Speaker
Description
Over the past years, the ultra-intense laser field has continued to flourish as demonstrated by a growing number of scientific and technological projects. In particular, Europe’s commitment towards ultra-high intensity physics is exemplified by the involvement of several European countries pooling research, network resources and experience to succeed in the completion of different state of the art laser facilities.
ELI consortium represents the core of the European effort to create unique laser facilities that can explore new regimes of laser-matter interaction as has never done before. It is divided into three facilities, ELI-Beamlines in Czech Republic, ELI-NP in Romania and ELI-ALPS in Hungary, each one equipped with unique laser systems and dedicated to a particular type of physics that will be studied. Most of the laser system will be used to generate secondary sources, like electron beams, Xray beams, gamma beams etc. In particular, ELI-Beamlines facility has been designed in order to let interact beams of different nature in unique pump-probe experiments. One of the beamlines – a High Harmonic Generation Beamline - will be designed, delivered and installed by a French company ARDOP as a turn-key system generating a broadband XUV beam.
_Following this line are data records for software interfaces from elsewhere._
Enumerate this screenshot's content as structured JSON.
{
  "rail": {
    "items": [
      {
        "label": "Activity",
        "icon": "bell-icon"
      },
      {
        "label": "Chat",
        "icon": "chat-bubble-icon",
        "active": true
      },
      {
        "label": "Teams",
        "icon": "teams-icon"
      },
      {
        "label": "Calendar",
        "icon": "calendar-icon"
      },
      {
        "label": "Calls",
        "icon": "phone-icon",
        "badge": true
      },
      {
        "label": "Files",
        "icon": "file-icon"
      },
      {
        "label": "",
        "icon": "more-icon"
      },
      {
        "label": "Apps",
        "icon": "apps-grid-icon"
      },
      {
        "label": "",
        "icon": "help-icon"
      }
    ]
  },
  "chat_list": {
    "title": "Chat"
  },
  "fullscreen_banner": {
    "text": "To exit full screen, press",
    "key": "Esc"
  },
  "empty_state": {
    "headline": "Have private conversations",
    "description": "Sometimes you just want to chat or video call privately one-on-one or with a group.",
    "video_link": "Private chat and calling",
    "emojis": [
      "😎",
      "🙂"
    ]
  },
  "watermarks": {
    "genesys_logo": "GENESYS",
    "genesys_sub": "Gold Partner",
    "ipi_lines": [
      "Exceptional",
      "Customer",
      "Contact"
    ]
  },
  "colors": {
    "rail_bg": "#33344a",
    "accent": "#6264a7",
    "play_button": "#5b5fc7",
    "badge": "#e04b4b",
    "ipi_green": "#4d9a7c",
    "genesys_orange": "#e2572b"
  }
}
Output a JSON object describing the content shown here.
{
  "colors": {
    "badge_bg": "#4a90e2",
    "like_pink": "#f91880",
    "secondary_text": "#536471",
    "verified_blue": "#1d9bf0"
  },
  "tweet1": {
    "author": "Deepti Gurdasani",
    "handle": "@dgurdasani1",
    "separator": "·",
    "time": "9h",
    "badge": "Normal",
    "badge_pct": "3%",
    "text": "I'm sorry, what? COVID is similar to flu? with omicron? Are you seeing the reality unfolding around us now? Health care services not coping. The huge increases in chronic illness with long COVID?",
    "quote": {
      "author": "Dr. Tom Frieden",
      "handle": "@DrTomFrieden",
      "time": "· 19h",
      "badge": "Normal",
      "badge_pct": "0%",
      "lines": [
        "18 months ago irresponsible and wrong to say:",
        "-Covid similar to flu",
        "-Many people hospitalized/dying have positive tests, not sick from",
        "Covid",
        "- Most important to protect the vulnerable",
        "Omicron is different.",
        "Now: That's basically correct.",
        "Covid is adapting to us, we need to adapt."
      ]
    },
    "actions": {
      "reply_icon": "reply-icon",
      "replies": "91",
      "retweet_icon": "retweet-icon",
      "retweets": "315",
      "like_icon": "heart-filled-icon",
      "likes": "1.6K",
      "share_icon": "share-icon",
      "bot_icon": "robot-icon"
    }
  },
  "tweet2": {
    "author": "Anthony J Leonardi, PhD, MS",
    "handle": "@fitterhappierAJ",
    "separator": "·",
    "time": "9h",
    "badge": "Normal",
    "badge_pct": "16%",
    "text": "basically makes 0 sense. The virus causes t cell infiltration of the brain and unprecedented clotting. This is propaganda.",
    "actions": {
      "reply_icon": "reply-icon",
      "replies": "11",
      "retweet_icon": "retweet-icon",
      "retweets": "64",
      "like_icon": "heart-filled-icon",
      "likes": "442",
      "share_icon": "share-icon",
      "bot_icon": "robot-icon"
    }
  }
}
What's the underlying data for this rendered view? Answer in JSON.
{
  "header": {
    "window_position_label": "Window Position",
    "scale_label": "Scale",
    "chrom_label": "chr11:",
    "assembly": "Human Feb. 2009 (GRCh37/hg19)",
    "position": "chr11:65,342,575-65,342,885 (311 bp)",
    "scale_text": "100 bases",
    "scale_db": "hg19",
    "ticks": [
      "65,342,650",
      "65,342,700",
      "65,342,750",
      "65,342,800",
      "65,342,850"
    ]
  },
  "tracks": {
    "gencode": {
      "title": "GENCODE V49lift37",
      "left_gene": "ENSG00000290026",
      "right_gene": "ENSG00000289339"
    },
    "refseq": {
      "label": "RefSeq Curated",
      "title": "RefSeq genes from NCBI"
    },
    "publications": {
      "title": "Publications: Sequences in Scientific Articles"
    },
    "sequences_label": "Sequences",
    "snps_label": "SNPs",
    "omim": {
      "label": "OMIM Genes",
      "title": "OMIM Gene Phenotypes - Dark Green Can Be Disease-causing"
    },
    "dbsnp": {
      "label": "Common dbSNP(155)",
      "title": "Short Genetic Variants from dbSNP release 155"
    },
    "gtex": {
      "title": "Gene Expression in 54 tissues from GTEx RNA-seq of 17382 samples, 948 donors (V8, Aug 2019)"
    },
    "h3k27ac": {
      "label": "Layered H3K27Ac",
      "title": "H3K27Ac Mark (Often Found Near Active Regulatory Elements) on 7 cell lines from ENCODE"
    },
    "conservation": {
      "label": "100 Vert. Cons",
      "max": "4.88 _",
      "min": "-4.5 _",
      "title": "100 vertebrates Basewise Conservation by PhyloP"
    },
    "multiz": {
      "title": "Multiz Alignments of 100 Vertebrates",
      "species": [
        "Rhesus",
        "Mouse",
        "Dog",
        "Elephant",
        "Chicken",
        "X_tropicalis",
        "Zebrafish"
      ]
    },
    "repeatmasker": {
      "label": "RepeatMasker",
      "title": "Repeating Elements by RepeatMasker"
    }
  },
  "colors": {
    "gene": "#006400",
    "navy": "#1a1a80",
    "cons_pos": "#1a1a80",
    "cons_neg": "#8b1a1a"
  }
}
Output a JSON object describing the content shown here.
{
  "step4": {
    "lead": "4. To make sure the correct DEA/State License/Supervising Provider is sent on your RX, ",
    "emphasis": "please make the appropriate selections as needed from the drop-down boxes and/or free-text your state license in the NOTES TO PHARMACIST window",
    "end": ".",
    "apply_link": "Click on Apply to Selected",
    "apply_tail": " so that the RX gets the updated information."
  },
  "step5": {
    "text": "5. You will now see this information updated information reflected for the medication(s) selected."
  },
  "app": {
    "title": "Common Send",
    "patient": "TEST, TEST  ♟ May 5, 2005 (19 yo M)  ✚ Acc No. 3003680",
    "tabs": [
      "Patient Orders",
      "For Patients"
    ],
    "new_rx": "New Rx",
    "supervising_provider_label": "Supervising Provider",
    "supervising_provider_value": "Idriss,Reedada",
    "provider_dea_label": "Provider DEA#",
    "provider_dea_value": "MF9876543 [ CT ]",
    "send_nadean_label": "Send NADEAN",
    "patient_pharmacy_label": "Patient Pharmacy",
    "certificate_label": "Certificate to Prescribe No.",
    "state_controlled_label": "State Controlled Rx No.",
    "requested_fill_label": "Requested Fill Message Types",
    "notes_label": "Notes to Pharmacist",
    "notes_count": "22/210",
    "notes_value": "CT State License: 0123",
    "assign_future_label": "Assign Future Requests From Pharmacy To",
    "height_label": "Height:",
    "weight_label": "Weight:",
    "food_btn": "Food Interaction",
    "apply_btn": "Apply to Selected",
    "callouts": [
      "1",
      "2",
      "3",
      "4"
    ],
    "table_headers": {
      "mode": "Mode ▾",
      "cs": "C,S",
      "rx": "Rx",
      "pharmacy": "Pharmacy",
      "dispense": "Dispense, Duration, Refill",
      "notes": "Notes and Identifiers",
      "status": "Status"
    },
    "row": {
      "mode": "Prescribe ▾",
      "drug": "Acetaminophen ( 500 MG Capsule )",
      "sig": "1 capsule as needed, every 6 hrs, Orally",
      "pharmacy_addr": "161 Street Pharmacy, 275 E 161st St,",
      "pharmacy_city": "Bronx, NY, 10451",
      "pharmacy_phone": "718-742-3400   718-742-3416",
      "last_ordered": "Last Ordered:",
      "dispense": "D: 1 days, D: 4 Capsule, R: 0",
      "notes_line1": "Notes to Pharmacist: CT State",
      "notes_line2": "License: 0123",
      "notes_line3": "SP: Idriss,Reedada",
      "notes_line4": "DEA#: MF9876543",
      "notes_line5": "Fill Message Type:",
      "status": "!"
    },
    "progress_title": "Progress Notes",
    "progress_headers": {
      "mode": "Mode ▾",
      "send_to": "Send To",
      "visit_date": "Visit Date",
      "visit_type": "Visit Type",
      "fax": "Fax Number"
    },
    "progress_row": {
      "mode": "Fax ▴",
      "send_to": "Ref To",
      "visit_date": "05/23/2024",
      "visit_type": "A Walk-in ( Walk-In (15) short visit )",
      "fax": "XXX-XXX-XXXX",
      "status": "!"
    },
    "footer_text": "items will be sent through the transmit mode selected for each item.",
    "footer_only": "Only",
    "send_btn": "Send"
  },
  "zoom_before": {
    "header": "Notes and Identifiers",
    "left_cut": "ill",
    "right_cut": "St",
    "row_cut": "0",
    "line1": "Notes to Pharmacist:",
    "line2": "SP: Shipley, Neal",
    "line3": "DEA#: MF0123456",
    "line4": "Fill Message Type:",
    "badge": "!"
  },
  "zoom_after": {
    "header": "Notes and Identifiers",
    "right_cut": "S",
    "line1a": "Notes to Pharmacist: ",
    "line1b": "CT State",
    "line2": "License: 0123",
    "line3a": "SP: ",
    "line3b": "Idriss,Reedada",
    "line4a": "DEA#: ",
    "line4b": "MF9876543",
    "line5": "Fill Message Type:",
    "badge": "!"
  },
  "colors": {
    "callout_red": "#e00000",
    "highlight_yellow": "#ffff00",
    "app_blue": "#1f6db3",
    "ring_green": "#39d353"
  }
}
The HHG beamline has been designed to accept two driving 1 kHz laser beams with pulse duration <20 fs and energy up to 100 mJ and, to superpose and focus them on a gas cell, to filter-out the residual laser beams and to characterize the generated XUV beam. The system can generate a very broadband radiation in the XUV region (from 5nm to 120), thanks to its modular design that allows to work at different focusing geometries (focal lengths from 1 m to 20 m), the gas cell that has a variable length and the choice of different rare gases.
The beamline is composed of four meter-size vessels, a complete IR rejection system done of grazing incidence mirrors and thin metallic filters, and a diagnostic system including a focusing flat-field spectrometer, a wavefront sensor and a calibrated photodiode for photon flux measurements.
The HHG Beamline has been designed also to accommodate two parallel driving lasers, generating two parallel XUV beams. To our knowledge, this is the only HHG beamline that can generate such a broad spectrum at such high intensities.
The HHG Beamline installation in Czech Republic should start in september and will be operational by the end of 2016.